Molecules also generally like to stick to each other, but if they are moving fast enough, they bounce right off and can’t stick because they have too much energy. Imagine it like a ball and a valley. If you gently roll the ball into the valley, it won’t roll up and out the other side. If you throw the ball down the hill, that energy let’s it roll up and out the other side. The colder molecules get stuck in the valley, forming a solid, and the hotter molecules make it out of the valley, and form a liquid. The same type of valley happens between a gas and a liquid too.

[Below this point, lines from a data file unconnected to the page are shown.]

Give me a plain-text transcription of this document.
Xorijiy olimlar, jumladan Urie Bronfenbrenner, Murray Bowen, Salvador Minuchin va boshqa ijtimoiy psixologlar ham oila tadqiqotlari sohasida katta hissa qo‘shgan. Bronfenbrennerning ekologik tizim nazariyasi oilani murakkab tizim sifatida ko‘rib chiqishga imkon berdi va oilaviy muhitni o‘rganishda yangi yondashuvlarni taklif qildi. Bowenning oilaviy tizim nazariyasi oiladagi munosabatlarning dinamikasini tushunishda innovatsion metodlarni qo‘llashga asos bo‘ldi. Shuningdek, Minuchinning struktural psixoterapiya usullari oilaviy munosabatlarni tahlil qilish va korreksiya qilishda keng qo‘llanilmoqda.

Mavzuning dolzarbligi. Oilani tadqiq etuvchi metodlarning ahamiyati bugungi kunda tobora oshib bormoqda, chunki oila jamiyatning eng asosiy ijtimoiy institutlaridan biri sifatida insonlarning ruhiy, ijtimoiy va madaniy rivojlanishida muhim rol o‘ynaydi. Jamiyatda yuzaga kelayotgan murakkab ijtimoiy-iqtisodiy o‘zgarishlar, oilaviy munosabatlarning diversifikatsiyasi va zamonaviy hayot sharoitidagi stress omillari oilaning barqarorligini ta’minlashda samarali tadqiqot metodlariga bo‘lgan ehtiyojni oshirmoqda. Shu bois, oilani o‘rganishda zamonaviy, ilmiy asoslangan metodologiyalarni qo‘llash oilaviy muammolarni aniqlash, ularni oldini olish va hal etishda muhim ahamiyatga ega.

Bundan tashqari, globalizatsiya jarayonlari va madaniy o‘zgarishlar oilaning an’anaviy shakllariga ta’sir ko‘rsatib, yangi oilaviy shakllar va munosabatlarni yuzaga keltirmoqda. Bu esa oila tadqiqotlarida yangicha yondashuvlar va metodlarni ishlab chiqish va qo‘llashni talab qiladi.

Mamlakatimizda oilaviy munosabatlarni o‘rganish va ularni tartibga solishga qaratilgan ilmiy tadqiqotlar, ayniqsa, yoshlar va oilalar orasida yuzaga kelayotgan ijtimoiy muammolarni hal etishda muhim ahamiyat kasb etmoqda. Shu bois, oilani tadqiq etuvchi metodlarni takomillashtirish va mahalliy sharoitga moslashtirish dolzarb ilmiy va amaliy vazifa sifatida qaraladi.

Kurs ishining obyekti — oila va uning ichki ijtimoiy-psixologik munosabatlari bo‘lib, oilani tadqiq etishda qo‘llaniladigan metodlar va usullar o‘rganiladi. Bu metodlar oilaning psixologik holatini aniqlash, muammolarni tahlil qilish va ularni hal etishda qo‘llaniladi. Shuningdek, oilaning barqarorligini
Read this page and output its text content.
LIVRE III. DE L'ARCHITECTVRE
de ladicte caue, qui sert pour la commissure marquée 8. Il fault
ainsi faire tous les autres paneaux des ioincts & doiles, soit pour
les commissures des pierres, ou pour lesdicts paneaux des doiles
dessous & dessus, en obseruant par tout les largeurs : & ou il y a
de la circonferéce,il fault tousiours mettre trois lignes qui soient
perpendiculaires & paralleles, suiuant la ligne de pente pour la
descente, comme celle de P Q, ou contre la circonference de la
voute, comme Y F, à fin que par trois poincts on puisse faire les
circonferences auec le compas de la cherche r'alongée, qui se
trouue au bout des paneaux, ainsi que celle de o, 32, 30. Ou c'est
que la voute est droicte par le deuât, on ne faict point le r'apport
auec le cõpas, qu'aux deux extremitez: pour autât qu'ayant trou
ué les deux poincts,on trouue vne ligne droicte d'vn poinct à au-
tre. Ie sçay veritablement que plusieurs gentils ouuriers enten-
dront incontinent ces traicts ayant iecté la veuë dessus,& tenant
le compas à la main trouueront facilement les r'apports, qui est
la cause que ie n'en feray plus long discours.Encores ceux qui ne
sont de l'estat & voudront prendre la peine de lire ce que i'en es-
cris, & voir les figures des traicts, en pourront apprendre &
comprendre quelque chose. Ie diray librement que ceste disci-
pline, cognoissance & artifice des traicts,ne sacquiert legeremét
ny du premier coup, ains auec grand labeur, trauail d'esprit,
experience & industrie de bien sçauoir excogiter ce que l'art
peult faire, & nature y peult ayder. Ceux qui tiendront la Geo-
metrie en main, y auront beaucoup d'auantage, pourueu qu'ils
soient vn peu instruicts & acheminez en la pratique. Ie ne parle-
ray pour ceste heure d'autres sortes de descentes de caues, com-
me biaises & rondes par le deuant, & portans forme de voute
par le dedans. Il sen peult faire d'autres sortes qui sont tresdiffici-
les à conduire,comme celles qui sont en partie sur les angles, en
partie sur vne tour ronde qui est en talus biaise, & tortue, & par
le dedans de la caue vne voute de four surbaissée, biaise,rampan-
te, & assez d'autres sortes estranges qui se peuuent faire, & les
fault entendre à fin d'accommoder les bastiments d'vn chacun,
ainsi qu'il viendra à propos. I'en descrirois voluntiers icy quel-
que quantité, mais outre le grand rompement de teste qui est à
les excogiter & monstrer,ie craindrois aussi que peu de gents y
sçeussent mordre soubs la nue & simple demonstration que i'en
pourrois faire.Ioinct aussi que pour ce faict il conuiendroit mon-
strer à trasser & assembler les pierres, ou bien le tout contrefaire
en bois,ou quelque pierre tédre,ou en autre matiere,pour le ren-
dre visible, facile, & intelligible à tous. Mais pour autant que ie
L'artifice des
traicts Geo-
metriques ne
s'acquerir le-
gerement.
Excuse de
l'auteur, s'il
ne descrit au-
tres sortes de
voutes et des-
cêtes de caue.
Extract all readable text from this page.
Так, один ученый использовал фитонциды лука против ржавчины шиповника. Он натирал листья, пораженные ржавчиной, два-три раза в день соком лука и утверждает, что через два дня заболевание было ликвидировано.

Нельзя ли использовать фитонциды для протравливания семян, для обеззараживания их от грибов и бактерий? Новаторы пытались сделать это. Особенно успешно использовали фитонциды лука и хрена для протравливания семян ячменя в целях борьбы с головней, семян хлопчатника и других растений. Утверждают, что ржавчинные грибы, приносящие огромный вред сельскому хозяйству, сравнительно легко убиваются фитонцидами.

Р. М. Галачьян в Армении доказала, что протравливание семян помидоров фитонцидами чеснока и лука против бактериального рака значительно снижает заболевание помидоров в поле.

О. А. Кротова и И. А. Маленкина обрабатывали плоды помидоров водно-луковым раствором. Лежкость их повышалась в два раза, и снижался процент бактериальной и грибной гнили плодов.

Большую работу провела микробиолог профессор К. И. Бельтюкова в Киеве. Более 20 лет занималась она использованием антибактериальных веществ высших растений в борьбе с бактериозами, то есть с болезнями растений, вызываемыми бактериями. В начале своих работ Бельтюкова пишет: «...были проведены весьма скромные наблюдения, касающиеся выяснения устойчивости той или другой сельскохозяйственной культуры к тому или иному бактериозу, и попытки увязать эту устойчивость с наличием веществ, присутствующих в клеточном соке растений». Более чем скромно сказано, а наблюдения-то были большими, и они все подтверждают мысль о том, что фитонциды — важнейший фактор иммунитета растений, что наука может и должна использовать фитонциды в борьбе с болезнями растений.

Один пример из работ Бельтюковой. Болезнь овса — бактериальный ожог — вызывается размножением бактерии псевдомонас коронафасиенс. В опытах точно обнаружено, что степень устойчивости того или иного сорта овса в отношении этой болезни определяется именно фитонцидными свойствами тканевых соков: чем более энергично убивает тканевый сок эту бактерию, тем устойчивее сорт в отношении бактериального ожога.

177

When a molecule gets stuck in a valley, it has to give up all of that extra energy, and that extra energy is called the latent heat of fusion (when dealing with melting and freezing) and latent heat of vaporization (when dealing with boiling and condensing). When getting out of the valley, it has to absorb that same amount of energy again. E = m * h, the energy required for a phase change is the mass of the substance times the latent heat of the substance. If you boil a pot of water, while it’s boiling the water is exactly at the boiling point. That’s because all of the energy you’re pumping in that would normally increase the temperature is going into the latent heat, and temperature doesn’t change while the phase change is happening. The same applies for all phase changes.

Also, if you ever looked at a phase change diagram, if pressure is low enough, liquids can’t exist, the transition goes right between solid and gas. CO2 does this at atmospheric pressure, which is why dry ice works the way it does. At higher pressures, liquid CO2 can exist. At extremely high pressures, the line between liquid and gas is blurred, and its just called a supercritical fluid. Both of these situations are basically the two valleys overlapping.

Fun fact: at a specific temperature and pressure (depending on the material) called the triple point, all 3 traditional phases of matter can exist at the same time.